„Noch immer arbeiten viele Beschäftigte in der Blumenindustrie in Entwicklungsländern unter menschenunwürdigen Bedingungen“, sagte TransFair-Geschäftsführer Dieter Overath im Vorfeld der Internationalen Pflanzenmesse IPM in Essen.
In Kenia sind zwölf Prozent aller Blumenfarmen Fairtrade-zertifiziert. „Den Anteil wollen wir dort und in weiteren Ländern ausbauen, damit mehr Menschen von Fairtrade profitieren.“ Arbeits- und Gesundheitsschutz sind bei Fairtrade ebenso Pflicht, wie sparsamer Umgang mit Wasser und Pestiziden.
Ein Konzept, das bei deutschen Verbrauchern ankommt: Seit der Einführung von Fairtrade-Rosen 2005 wuchs der Marktanteil kontinuierlich. 2010 lag er bei 2,4 Prozent. Nach aktuellen Schätzungen stieg der Absatz 2011 um 12,5 Prozent auf rund 81 Millionen Stiele.
Bei rund 300 Blumen-Fachgeschäften sind ab sofort Fairtrade-Rosen erhältlich. Die langstieligen, großköpfigen Rosen stammen aus dem kenianischen Hochland um Mount-Kenya.
Fairtrade-zertifizierte Blumenfarmen erhalten eine zusätzliche Fairtrade-Prämie. Sie beträgt zehn Prozent des Exportpreises. Wofür die Prämie eingesetzt wird, entscheidet ein Gremium aus Vertretern des Managements und demokratisch gewählten Arbeitervertretern.
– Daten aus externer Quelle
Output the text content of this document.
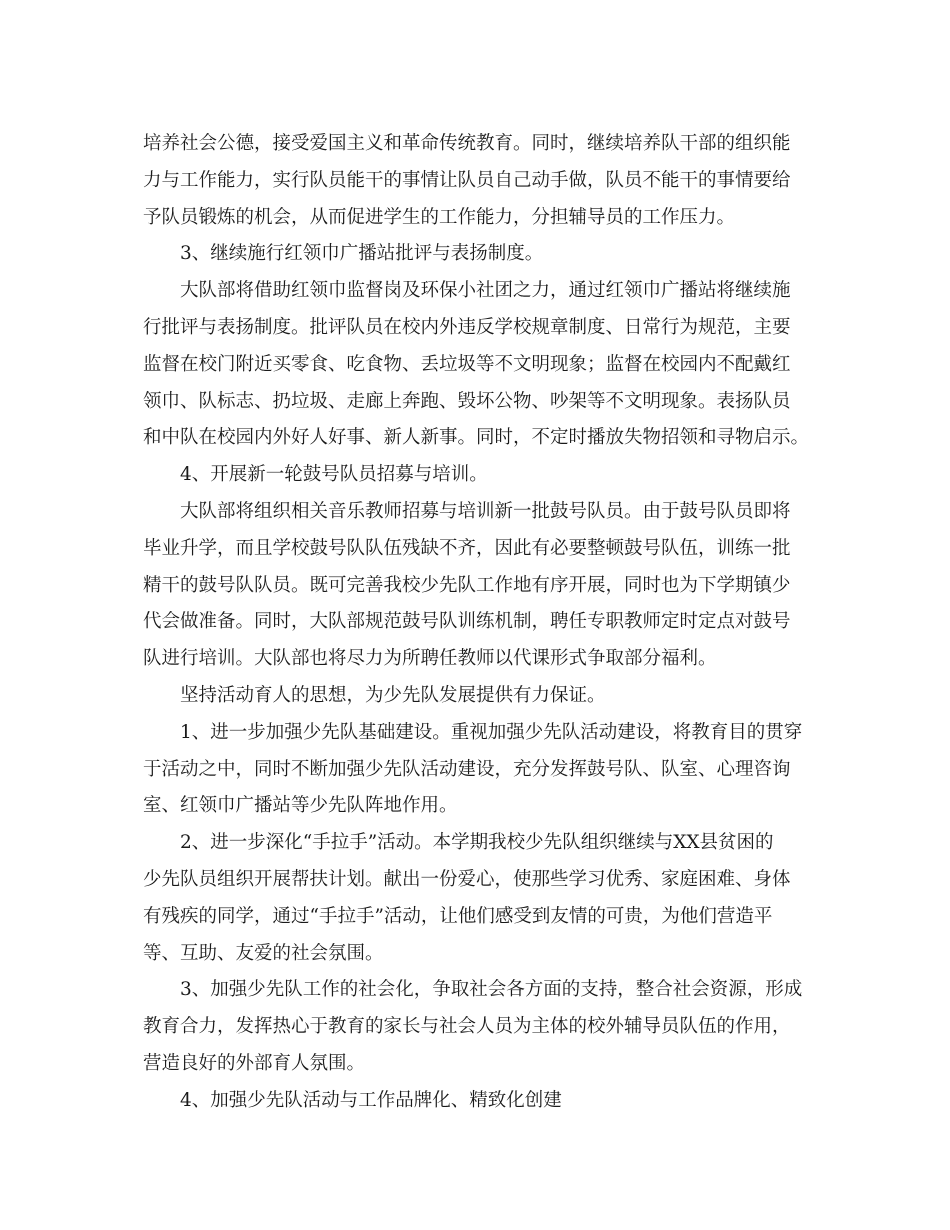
培养社会公德，接受爱国主义和革命传统教育。同时，继续培养队干部的组织能
力与工作能力，实行队员能干的事情让队员自己动手做，队员不能干的事情要给
予队员锻炼的机会，从而促进学生的工作能力，分担辅导员的工作压力。

3、继续施行红领巾广播站批评与表扬制度。

大队部将借助红领巾监督岗及环保小社团之力，通过红领巾广播站将继续施
行批评与表扬制度。批评队员在校内外违反学校规章制度、日常行为规范，主要
监督在校门附近买零食、吃食物、丢垃圾等不文明现象；监督在校园内不配戴红
领巾、队标志、扔垃圾、走廊上奔跑、毁坏公物、吵架等不文明现象。表扬队员
和中队在校园内外好人好事、新人新事。同时，不定时播放失物招领和寻物启示。

4、开展新一轮鼓号队员招募与培训。

大队部将组织相关音乐教师招募与培训新一批鼓号队员。由于鼓号队员即将
毕业升学，而且学校鼓号队队伍残缺不齐，因此有必要整顿鼓号队伍，训练一批
精干的鼓号队队员。既可完善我校少先队工作地有序开展，同时也为下学期镇少
代会做准备。同时，大队部规范鼓号队训练机制，聘任专职教师定时定点对鼓号
队进行培训。大队部也将尽力为所聘任教师以代课形式争取部分福利。

坚持活动育人的思想，为少先队发展提供有力保证。

1、进一步加强少先队基础建设。重视加强少先队活动建设，将教育目的贯穿
于活动之中，同时不断加强少先队活动建设，充分发挥鼓号队、队室、心理咨询
室、红领巾广播站等少先队阵地作用。

2、进一步深化“手拉手”活动。本学期我校少先队组织继续与XX县贫困的
少先队员组织开展帮扶计划。献出一份爱心，使那些学习优秀、家庭困难、身体
有残疾的同学，通过“手拉手”活动，让他们感受到友情的可贵，为他们营造平
等、互助、友爱的社会氛围。

3、加强少先队工作的社会化，争取社会各方面的支持，整合社会资源，形成
教育合力，发挥热心于教育的家长与社会人员为主体的校外辅导员队伍的作用，
营造良好的外部育人氛围。

4、加强少先队活动与工作品牌化、精致化创建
Das Prämiengeld fließt in Gemeinschaftsprojekte. Die Blumenfarm Ravine Roses in Kenia ließ beispielsweise eine Krippe für die Arbeiterkinder bauen. Außerdem wurden mit Prämiengeldern Schutzimpfungen für die Kinder, HIV-Tests und Beratungsgespräche zur Familienplanung finanziert.
2012 feiert der gemeinnützige Verein TransFair sein 20-jähriges Bestehen. Unter dem Motto „Jedes Produkt hat ein Gesicht“ legt TransFair im Jubiläumsjahr jeden Monat den Fokus auf ein spezifisches Produkt.